SELECT TEAMNO, COUNT(*) FROM MATCHES WHERE TEAMNO IN (SELECT TEAMNO FROM TEAMS INNER JOIN PLAYERS ON TEAMS.PLAYERNO = PLAYERS.PLAYERNO WHERE TOWN = 'Eltham') GROUP BY TEAMNO
The result is:
TEAMNO COUNT(*) ------ -------- 2 5
The column on which the result has been grouped might also appear in the SELECT clause as a parameter within an aggregation function. This does not happen often, but it is allowed.
Example 10.5: Get each different penalty amount, followed by the number of times that the amount occurs in the PENALTIES table, and also show the result of that amount multiplied by the number.

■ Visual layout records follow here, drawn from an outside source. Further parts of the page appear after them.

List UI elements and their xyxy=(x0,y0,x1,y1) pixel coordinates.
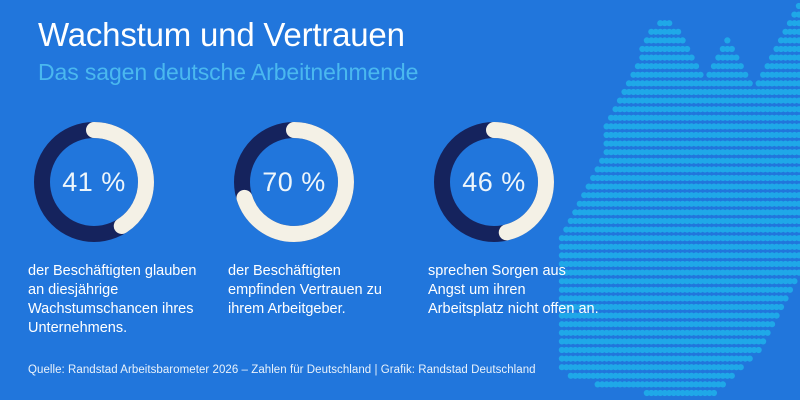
donut-value-label-2: 70 % xyxy=(230,118,358,246)
page-title: Wachstum und Vertrauen xyxy=(38,14,598,56)
donut-value-label-1: 41 % xyxy=(30,118,158,246)
stat-block-1: 41 % der Beschäftigten glauben an diesjä… xyxy=(28,118,188,338)
page-subtitle: Das sagen deutsche Arbeitnehmende xyxy=(38,56,598,88)
donut-value-label-3: 46 % xyxy=(430,118,558,246)
stat-caption-1: der Beschäftigten glauben an diesjährige… xyxy=(28,262,200,338)
source-credit: Quelle: Randstad Arbeitsbarometer 2026 –… xyxy=(28,364,536,376)
header: Wachstum und Vertrauen Das sagen deutsch… xyxy=(38,14,598,88)
stat-caption-2: der Beschäftigten empfinden Vertrauen zu… xyxy=(228,262,400,319)
stat-block-2: 70 % der Beschäftigten empfinden Vertrau… xyxy=(228,118,388,338)
donut-chart-3: 46 % xyxy=(430,118,558,246)
stat-block-3: 46 % sprechen Sorgen aus Angst um ihren … xyxy=(428,118,588,338)
donut-chart-2: 70 % xyxy=(230,118,358,246)
stats-row: 41 % der Beschäftigten glauben an diesjä… xyxy=(28,118,588,338)
stat-caption-3: sprechen Sorgen aus Angst um ihren Arbei… xyxy=(428,262,600,319)
infographic-canvas: Wachstum und Vertrauen Das sagen deutsch… xyxy=(0,0,800,400)
donut-chart-1: 41 % xyxy=(30,118,158,246)
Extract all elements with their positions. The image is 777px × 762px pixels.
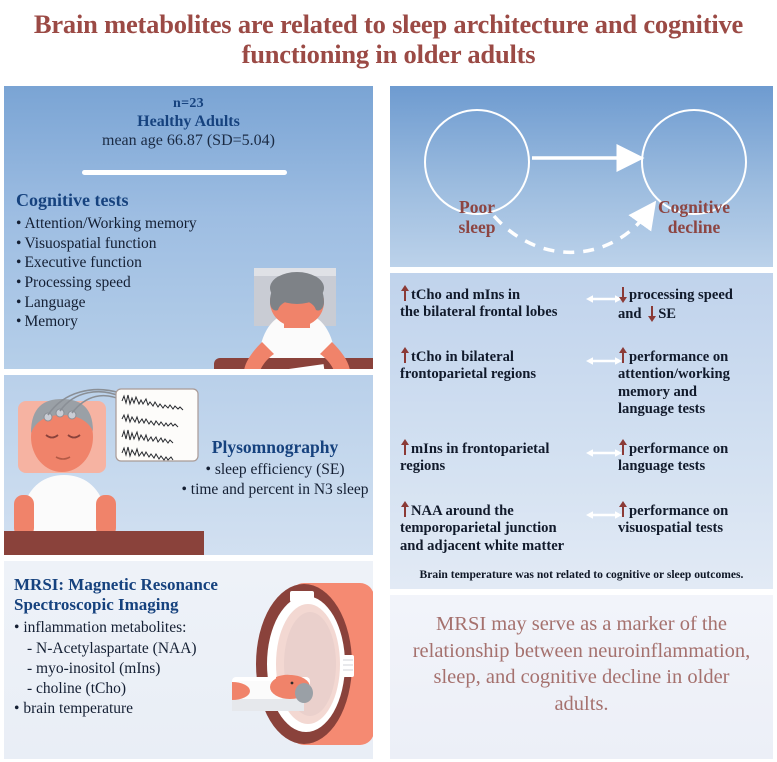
list-item: •Executive function (16, 253, 238, 273)
dash-icon: - (27, 640, 32, 657)
dash-icon: - (27, 680, 32, 697)
arrow-up-icon (400, 501, 409, 518)
finding-left: NAA around the temporoparietal junction … (400, 501, 590, 555)
node-poor-sleep-line2: sleep (422, 218, 532, 238)
finding-right-line3: memory and (618, 384, 697, 400)
list-item: - myo-inositol (mIns) (14, 659, 249, 679)
conclusion-panel: MRSI may serve as a marker of the relati… (390, 595, 773, 759)
cognitive-tests-title: Cognitive tests (16, 190, 238, 211)
finding-right-line2: language tests (618, 458, 705, 474)
conclusion-text: MRSI may serve as a marker of the relati… (406, 611, 757, 718)
polysomnography-title: Plysomnography (179, 437, 371, 458)
node-poor-sleep-line1: Poor (422, 198, 532, 218)
arrow-up-icon (618, 347, 627, 364)
finding-right-line4: language tests (618, 401, 705, 417)
bidirectional-arrow-icon (586, 509, 622, 521)
list-item-label: N-Acetylaspartate (NAA) (36, 640, 197, 657)
participants-summary: n=23 Healthy Adults mean age 66.87 (SD=5… (4, 96, 373, 150)
list-item-label: brain temperature (23, 700, 133, 717)
list-item-label: Memory (24, 313, 77, 330)
list-item-label: myo-inositol (mIns) (36, 660, 160, 677)
bullet-icon: • (181, 481, 186, 498)
bullet-icon: • (16, 235, 21, 252)
list-item-label: Language (24, 294, 85, 311)
list-item-label: Attention/Working memory (24, 215, 196, 232)
finding-left-line1: tCho and mIns in (411, 287, 520, 303)
list-item: • time and percent in N3 sleep (179, 480, 371, 500)
list-item: •Memory (16, 312, 238, 332)
mrsi-text-block: MRSI: Magnetic Resonance Spectroscopic I… (14, 575, 249, 719)
bidirectional-arrow-icon (586, 293, 622, 305)
bidirectional-arrow-icon (586, 355, 622, 367)
cognitive-testing-illustration: 87 93 45 6 (210, 268, 373, 369)
arrow-down-icon (618, 285, 627, 302)
mri-scanner-illustration (232, 569, 373, 759)
finding-left: tCho in bilateral frontoparietal regions (400, 347, 590, 384)
node-cognitive-decline-line1: Cognitive (635, 198, 753, 218)
list-item: •Visuospatial function (16, 234, 238, 254)
finding-left-line2: frontoparietal regions (400, 366, 536, 382)
node-cognitive-decline: Cognitive decline (635, 198, 753, 237)
mrsi-title-line2: Spectroscopic Imaging (14, 595, 249, 615)
mrsi-panel: MRSI: Magnetic Resonance Spectroscopic I… (4, 561, 373, 759)
finding-right-line1: performance on (629, 441, 728, 457)
arrow-up-icon (400, 439, 409, 456)
finding-right-line1: processing speed (629, 287, 733, 303)
header-banner: Brain metabolites are related to sleep a… (0, 0, 777, 80)
model-diagram (390, 86, 773, 267)
list-item-label: Executive function (24, 254, 142, 271)
mean-age-label: mean age 66.87 (SD=5.04) (4, 132, 373, 150)
finding-left-line2: the bilateral frontal lobes (400, 304, 557, 320)
bullet-icon: • (16, 215, 21, 232)
participant-group-label: Healthy Adults (4, 113, 373, 131)
bullet-icon: • (16, 254, 21, 271)
dash-icon: - (27, 660, 32, 677)
sleep-eeg-illustration (4, 375, 204, 555)
list-item-label: Visuospatial function (24, 235, 156, 252)
arrow-up-icon (618, 439, 627, 456)
node-cognitive-decline-line2: decline (635, 218, 753, 238)
mrsi-title: MRSI: Magnetic Resonance Spectroscopic I… (14, 575, 249, 614)
mrsi-title-line1: MRSI: Magnetic Resonance (14, 575, 249, 595)
list-item: • sleep efficiency (SE) (179, 460, 371, 480)
finding-right-line2-suffix: SE (658, 306, 676, 322)
list-item: •Attention/Working memory (16, 214, 238, 234)
finding-left-line3: and adjacent white matter (400, 538, 564, 554)
finding-right-line2: visuospatial tests (618, 520, 723, 536)
sample-size-label: n=23 (4, 96, 373, 112)
arrow-down-icon (647, 304, 656, 321)
cognitive-tests-block: Cognitive tests •Attention/Working memor… (16, 190, 238, 332)
bullet-icon: • (14, 700, 19, 717)
finding-left-line1: NAA around the (411, 503, 514, 519)
polysomnography-text-block: Plysomnography • sleep efficiency (SE) •… (179, 437, 371, 499)
list-item-label: choline (tCho) (36, 680, 126, 697)
finding-left: tCho and mIns in the bilateral frontal l… (400, 285, 590, 322)
list-item: - N-Acetylaspartate (NAA) (14, 639, 249, 659)
brain-temperature-note: Brain temperature was not related to cog… (390, 568, 773, 581)
bidirectional-arrow-icon (586, 447, 622, 459)
arrow-up-icon (618, 501, 627, 518)
polysomnography-panel: Plysomnography • sleep efficiency (SE) •… (4, 375, 373, 555)
list-item-label: Processing speed (24, 274, 130, 291)
conceptual-model-panel: Poor sleep Cognitive decline Neuroinflam… (390, 86, 773, 267)
bullet-icon: • (16, 274, 21, 291)
finding-right-line2-prefix: and (618, 306, 645, 322)
findings-panel: tCho and mIns in the bilateral frontal l… (390, 273, 773, 589)
list-item: •Language (16, 293, 238, 313)
bullet-icon: • (14, 619, 19, 636)
finding-left-line2: temporoparietal junction (400, 520, 557, 536)
node-poor-sleep: Poor sleep (422, 198, 532, 237)
list-item-label: inflammation metabolites: (23, 619, 186, 636)
finding-left-line1: mIns in frontoparietal (411, 441, 549, 457)
finding-left-line1: tCho in bilateral (411, 349, 514, 365)
finding-left: mIns in frontoparietal regions (400, 439, 590, 476)
divider-rule (82, 170, 287, 175)
participants-panel: n=23 Healthy Adults mean age 66.87 (SD=5… (4, 86, 373, 369)
arrow-up-icon (400, 285, 409, 302)
finding-right: processing speed and SE (618, 285, 768, 324)
finding-right: performance on visuospatial tests (618, 501, 768, 538)
finding-right: performance on language tests (618, 439, 768, 476)
finding-right-line1: performance on (629, 349, 728, 365)
arrow-up-icon (400, 347, 409, 364)
page-title: Brain metabolites are related to sleep a… (19, 10, 759, 70)
finding-left-line2: regions (400, 458, 445, 474)
list-item: •Processing speed (16, 273, 238, 293)
list-item: - choline (tCho) (14, 679, 249, 699)
bullet-icon: • (206, 461, 211, 478)
bullet-icon: • (16, 294, 21, 311)
bullet-icon: • (16, 313, 21, 330)
finding-right-line1: performance on (629, 503, 728, 519)
list-item: • brain temperature (14, 699, 249, 719)
list-item-label: sleep efficiency (SE) (215, 461, 345, 478)
list-item-label: time and percent in N3 sleep (191, 481, 369, 498)
finding-right-line2: attention/working (618, 366, 730, 382)
finding-right: performance on attention/working memory … (618, 347, 768, 418)
list-item: • inflammation metabolites: (14, 618, 249, 638)
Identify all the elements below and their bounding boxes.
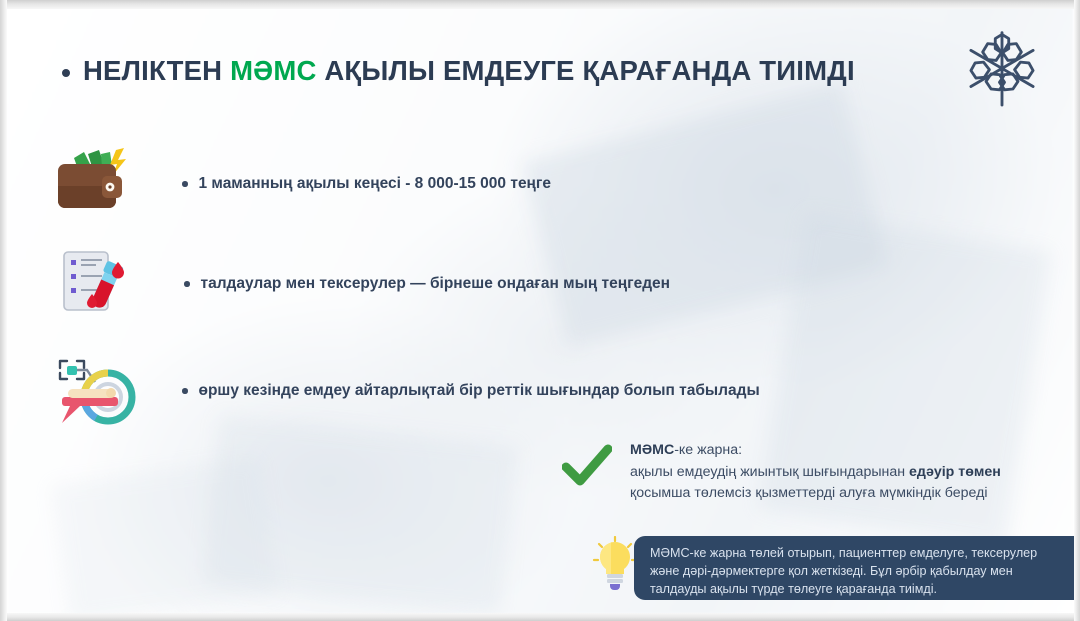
lightbulb-icon xyxy=(592,536,638,590)
bullet-dot-icon xyxy=(184,281,190,287)
fsms-snowflake-logo xyxy=(960,26,1044,110)
slide-frame-right xyxy=(1074,0,1080,621)
benefit-text: МӘМС-ке жарна: ақылы емдеудің жиынтық шы… xyxy=(630,440,1001,505)
tooltip-line-3: талдауды ақылы түрде төлеуге қарағанда т… xyxy=(650,581,1072,599)
bullet-text: 1 маманның ақылы кеңесі - 8 000-15 000 т… xyxy=(199,175,552,193)
bullet-text: өршу кезінде емдеу айтарлықтай бір ретті… xyxy=(199,382,760,400)
bullet-text-wrap: 1 маманның ақылы кеңесі - 8 000-15 000 т… xyxy=(182,175,551,193)
blood-test-icon xyxy=(50,238,142,330)
bullet-row: өршу кезінде емдеу айтарлықтай бір ретті… xyxy=(46,345,760,437)
title-highlight: МӘМС xyxy=(230,55,316,86)
info-tooltip: МӘМС-ке жарна төлей отырып, пациенттер е… xyxy=(634,536,1080,600)
title-after: АҚЫЛЫ ЕМДЕУГЕ ҚАРАҒАНДА ТИІМДІ xyxy=(317,55,855,86)
wallet-money-icon xyxy=(44,138,136,230)
slide-frame-left xyxy=(0,0,7,621)
tooltip-line-1: МӘМС-ке жарна төлей отырып, пациенттер е… xyxy=(650,545,1072,563)
benefit-block: МӘМС-ке жарна: ақылы емдеудің жиынтық шы… xyxy=(562,440,1001,505)
bullet-dot-icon xyxy=(182,181,188,187)
bullet-row: 1 маманның ақылы кеңесі - 8 000-15 000 т… xyxy=(44,138,551,230)
title-bullet-icon xyxy=(62,69,70,77)
title-text: НЕЛІКТЕН МӘМС АҚЫЛЫ ЕМДЕУГЕ ҚАРАҒАНДА ТИ… xyxy=(83,55,855,87)
benefit-line-2-bold: едәуір төмен xyxy=(909,464,1001,480)
benefit-line-1: МӘМС-ке жарна: xyxy=(630,440,1001,462)
bullet-dot-icon xyxy=(182,388,188,394)
bullet-row: талдаулар мен тексерулер — бірнеше ондағ… xyxy=(50,238,670,330)
benefit-line-2: ақылы емдеудің жиынтық шығындарынан едәу… xyxy=(630,462,1001,484)
benefit-line-3: қосымша төлемсіз қызметтерді алуға мүмкі… xyxy=(630,483,1001,505)
tooltip-line-2: және дәрі-дәрмектерге қол жеткізеді. Бұл… xyxy=(650,563,1072,581)
green-checkmark-icon xyxy=(562,444,612,490)
slide-frame-bottom xyxy=(0,613,1080,621)
benefit-line-2-prefix: ақылы емдеудің жиынтық шығындарынан xyxy=(630,464,909,480)
mri-scanner-icon xyxy=(46,345,138,437)
benefit-line-1-rest: -ке жарна: xyxy=(674,442,742,458)
slide-frame-top xyxy=(0,0,1080,9)
slide-title: НЕЛІКТЕН МӘМС АҚЫЛЫ ЕМДЕУГЕ ҚАРАҒАНДА ТИ… xyxy=(62,55,855,87)
bullet-text-wrap: талдаулар мен тексерулер — бірнеше ондағ… xyxy=(184,275,670,293)
bullet-text: талдаулар мен тексерулер — бірнеше ондағ… xyxy=(201,275,671,293)
presentation-slide: НЕЛІКТЕН МӘМС АҚЫЛЫ ЕМДЕУГЕ ҚАРАҒАНДА ТИ… xyxy=(0,0,1080,621)
bullet-text-wrap: өршу кезінде емдеу айтарлықтай бір ретті… xyxy=(182,382,760,400)
benefit-line-1-bold: МӘМС xyxy=(630,442,674,458)
title-before: НЕЛІКТЕН xyxy=(83,55,230,86)
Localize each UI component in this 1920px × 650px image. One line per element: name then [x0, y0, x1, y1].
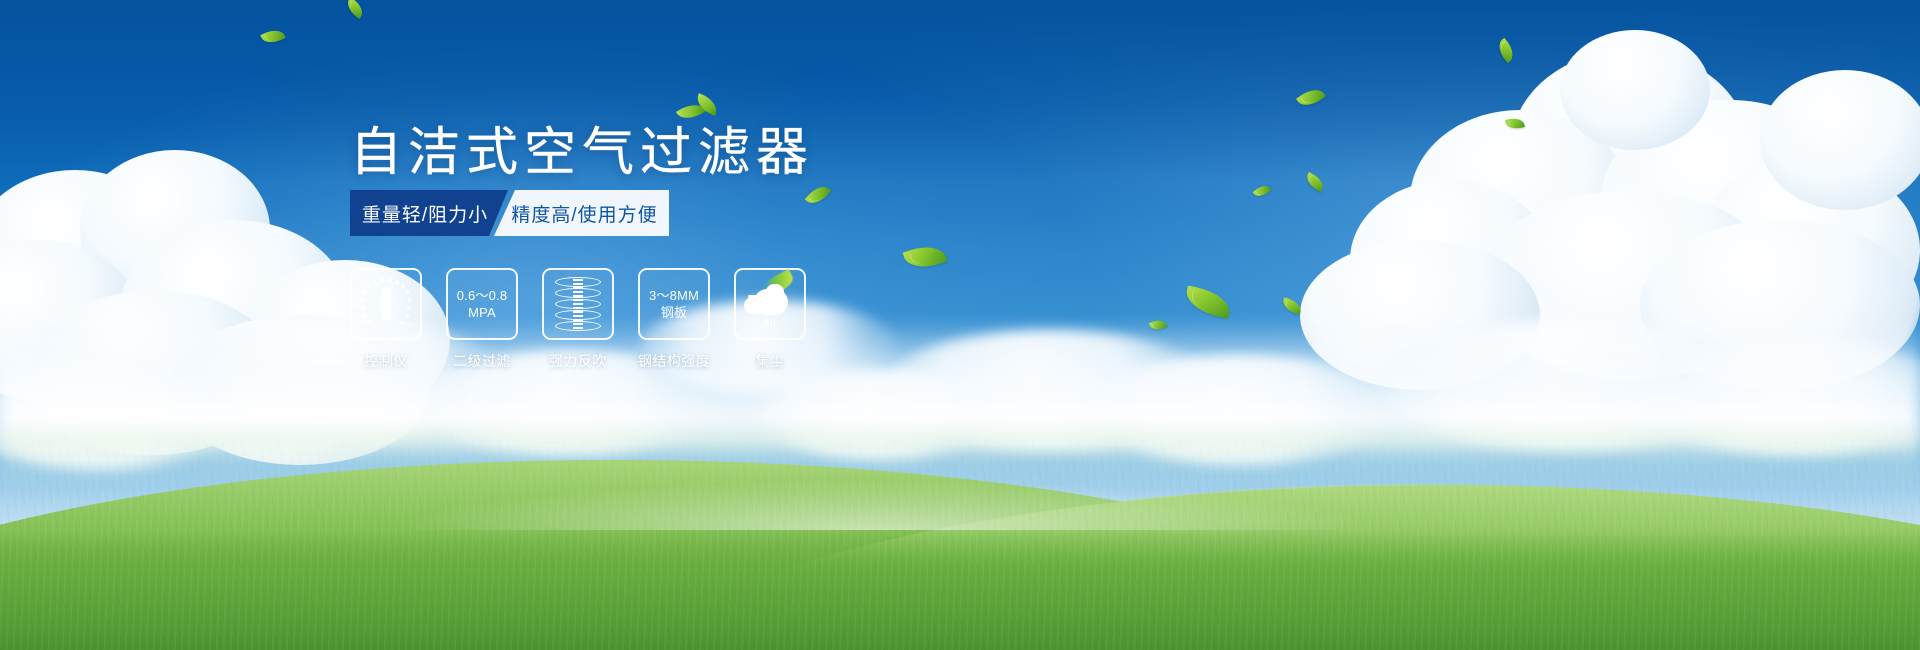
steel-plate-text-icon: 3～8MM 钢板 — [649, 287, 699, 321]
product-banner: 自洁式空气过滤器 重量轻/阻力小 精度高/使用方便 — [0, 0, 1920, 650]
steel-line-2: 钢板 — [649, 304, 699, 321]
page-title: 自洁式空气过滤器 — [350, 122, 814, 184]
air-label: Air — [742, 318, 798, 330]
banner-content: 自洁式空气过滤器 重量轻/阻力小 精度高/使用方便 — [0, 0, 1920, 650]
pressure-text-icon: 0.6～0.8 MPA — [457, 287, 508, 321]
feature-item-dust[interactable]: Air 集尘 — [734, 268, 806, 371]
feature-box-controller: NO OFF — [350, 268, 422, 340]
steel-line-1: 3～8MM — [649, 287, 699, 304]
title-leaf-icon — [678, 92, 724, 122]
feature-box-pressure: 0.6～0.8 MPA — [446, 268, 518, 340]
tab-lightweight-lowresistance[interactable]: 重量轻/阻力小 — [350, 190, 508, 236]
dial-label-on: NO — [354, 303, 363, 309]
feature-icon-row: NO OFF 控制仪 0.6～0.8 MPA 二级过滤 — [350, 268, 806, 371]
feature-label-backblow: 强力反吹 — [549, 351, 607, 371]
air-cloud-icon: Air — [742, 281, 798, 327]
feature-item-steel[interactable]: 3～8MM 钢板 钢结构强度 — [638, 268, 710, 371]
feature-label-controller: 控制仪 — [364, 351, 408, 371]
feature-item-backblow[interactable]: 强力反吹 — [542, 268, 614, 371]
feature-item-controller[interactable]: NO OFF 控制仪 — [350, 268, 422, 371]
pressure-line-2: MPA — [457, 304, 508, 321]
feature-item-filtration[interactable]: 0.6～0.8 MPA 二级过滤 — [446, 268, 518, 371]
dial-label-off: OFF — [406, 323, 418, 329]
feature-tabs: 重量轻/阻力小 精度高/使用方便 — [350, 190, 669, 236]
feature-label-steel: 钢结构强度 — [638, 351, 711, 371]
feature-box-steel: 3～8MM 钢板 — [638, 268, 710, 340]
feature-label-filtration: 二级过滤 — [453, 351, 511, 371]
feature-box-backblow — [542, 268, 614, 340]
control-dial-icon: NO OFF — [358, 276, 414, 332]
feature-box-dust: Air — [734, 268, 806, 340]
tab-highprecision-easyuse[interactable]: 精度高/使用方便 — [494, 190, 669, 236]
dial-needle — [382, 287, 391, 321]
pressure-line-1: 0.6～0.8 — [457, 287, 508, 304]
filter-coil-icon — [555, 277, 601, 331]
feature-label-dust: 集尘 — [756, 351, 785, 371]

SELECT AMOUNT, COUNT(*), SUM(AMOUNT) FROM PENALTIES GROUP BY AMOUNT
The PENALTIES table is grouped on the AMOUNT column first. The intermediate result could be presented as follows:
PAYMENTNO PLAYERNO PAYMENT_DATE AMOUNT --------- -------- ------------------------ ------ {5, 6} {44, 8} {1980-12-08, 1980-12-08} 25.00 {7} {44} {1982-12-30} 30.00 {4} {104} {1984-12-08} 50.00 {2, 8} {44, 27} {1981-05-05, 1984-11-12} 75.00 {1, 3} {6, 27} {1980-12-08, 1983-09-10} 100.00
Again, the values of the columns that are not grouped are placed between brackets, and the AMOUNT column shows only one value. However, that is not entirely correct. Behind the scenes, MySQL also creates a group for this column. So the intermediate result should, in fact, be presented as follows:
PAYMENTNO PLAYERNO PAYMENT_DATE AMOUNT --------- -------- ------------------------ ---------------- {5, 6} {44, 8} {1980-12-08, 1980-12-08} {25.00, 25.00} {7} {44} {1982-12-30} {30.00} {4} {104} {1984-12-08} {50.00} {2, 8} {44, 27} {1981-05-05, 1984-11-12} {75.00, 75.00} {1, 3} {6, 27} {1980-12-08, 1983-09-10} {100.00, 100.00}
The values in the AMOUNT column are also represented as a group now. Of course, only equal values appear in each group. And because it is a group, aggregation functions can be used.
The result is:
AMOUNT COUNT(*) SUM(AMOUNT) ------ -------- ----------- 25.00 2 50.00 30.00 1 30.00 50.00 1 50.00 75.00 2 150.00 100.00 2 200.00
However, this book does not present the values of the grouped columns between brackets.
Exercise 10.1: Show the different years in which players joined the club; use the PLAYERS table.
Exercise 10.2: For each year, show the number of players who joined the club.
Exercise 10.3: For each player who has incurred at least one penalty, give the player number, average penalty amount, and number of penalties.
Exercise 10.4: For each team that has played in the first division, give the team number, number of matches, and total number of sets won.